# Man U supporters bar



## Mr Rossi (May 16, 2009)

For a friend, so don't shoot the messenger. Is there a particular pub Man United fans go to watch games.


----------



## Felixtoo2 (Jan 16, 2009)

There`s usually a good crowd in the Underground at the Habtoor.


----------



## Andy Gers Fan (Oct 1, 2010)

I think Felixtoo2 may be on the windup, the Underground is a Liverpool pub. 

Hopefuly your team can get a good result today Mr Rossi.


----------



## Mr Rossi (May 16, 2009)

Andy Gers Fan said:


> I think Felixtoo2 may be on the windup, the Underground is a Liverpool pub.


I did wonder that myself.



Andy Gers Fan said:


> Hopefuly your team can get a good result today Mr Rossi.


Hahaha, I bet you do though it's a pretty tall order.


----------



## Jumeirah Jim (Jan 24, 2011)

Harvester at Crowne Plaza is the home of Man U supporters club in Dubai according to Time Out.
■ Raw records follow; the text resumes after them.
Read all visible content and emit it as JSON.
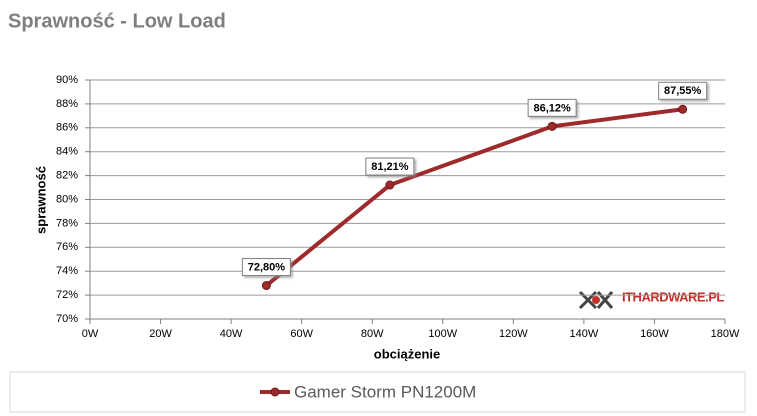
{
  "chart_data": {
    "type": "line",
    "title": "Sprawność - Low Load",
    "xlabel": "obciążenie",
    "ylabel": "sprawność",
    "watermark": "ITHARDWARE.PL",
    "series": [
      {
        "name": "Gamer Storm PN1200M",
        "color": "#9e2a2b",
        "x": [
          50,
          85,
          131,
          168
        ],
        "values": [
          72.8,
          81.21,
          86.12,
          87.55
        ],
        "value_labels": [
          "72,80%",
          "81,21%",
          "86,12%",
          "87,55%"
        ]
      }
    ],
    "xlim": [
      0,
      180
    ],
    "xticks": [
      {
        "value": 0,
        "label": "0W"
      },
      {
        "value": 20,
        "label": "20W"
      },
      {
        "value": 40,
        "label": "40W"
      },
      {
        "value": 60,
        "label": "60W"
      },
      {
        "value": 80,
        "label": "80W"
      },
      {
        "value": 100,
        "label": "100W"
      },
      {
        "value": 120,
        "label": "120W"
      },
      {
        "value": 140,
        "label": "140W"
      },
      {
        "value": 160,
        "label": "160W"
      },
      {
        "value": 180,
        "label": "180W"
      }
    ],
    "ylim": [
      70,
      90
    ],
    "yticks": [
      {
        "value": 70,
        "label": "70%"
      },
      {
        "value": 72,
        "label": "72%"
      },
      {
        "value": 74,
        "label": "74%"
      },
      {
        "value": 76,
        "label": "76%"
      },
      {
        "value": 78,
        "label": "78%"
      },
      {
        "value": 80,
        "label": "80%"
      },
      {
        "value": 82,
        "label": "82%"
      },
      {
        "value": 84,
        "label": "84%"
      },
      {
        "value": 86,
        "label": "86%"
      },
      {
        "value": 88,
        "label": "88%"
      },
      {
        "value": 90,
        "label": "90%"
      }
    ],
    "grid": true,
    "legend": "bottom"
  }
}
Never noticed when I've been in there.


----------



## Mr Rossi (May 16, 2009)

Jumeirah Jim said:


> Harvester at Crowne Plaza is the home of Man U supporters club in Dubai according to Time Out.


I saw that, they also say Boston Bar is too but when watching the recent United/City cup tie in there, there was only one Man U supporter in.


----------



## Southak (Sep 13, 2010)

Felixtoo2 said:


> There`s usually a good crowd in the Underground at the Habtoor.


This is the home of the liverpool supporters club.


----------



## Southak (Sep 13, 2010)

Andy Gers Fan said:


> I think Felixtoo2 may be on the windup, the Underground is a Liverpool pub.
> 
> Hopefuly your team can get a good result today Mr Rossi.


Just read this sorry lol


----------



## Felixtoo2 (Jan 16, 2009)

I think you`ll find that if you go to Underground for any of Uniteds European matches it is exclusively filled with Man U fans, we usually have a regular table booked. Liverpool fans are a fairly fickle species and only seem to turn up when their team is going well so its been a fairly quiet year for them!!


----------



## Bigjimbo (Oct 28, 2010)

Mr Rossi said:


> I saw that, they also say Boston Bar is too but when watching the recent United/City cup tie in there, there was only one Man U supporter in.


This is 1 more then you'll find in Manchester!


----------



## Felixtoo2 (Jan 16, 2009)

I guess the old jokes are the good ones huh?


----------



## Southak (Sep 13, 2010)

Bigjimbo said:


> This is 1 more then you'll find in Manchester!


Old Trafford isn't even in Manchester. It's like saying Reading are London United!


----------



## thecork (Apr 20, 2009)

Southak said:


> Old Trafford isn't even in Manchester. It's like saying Reading are London United!


Since when?!


----------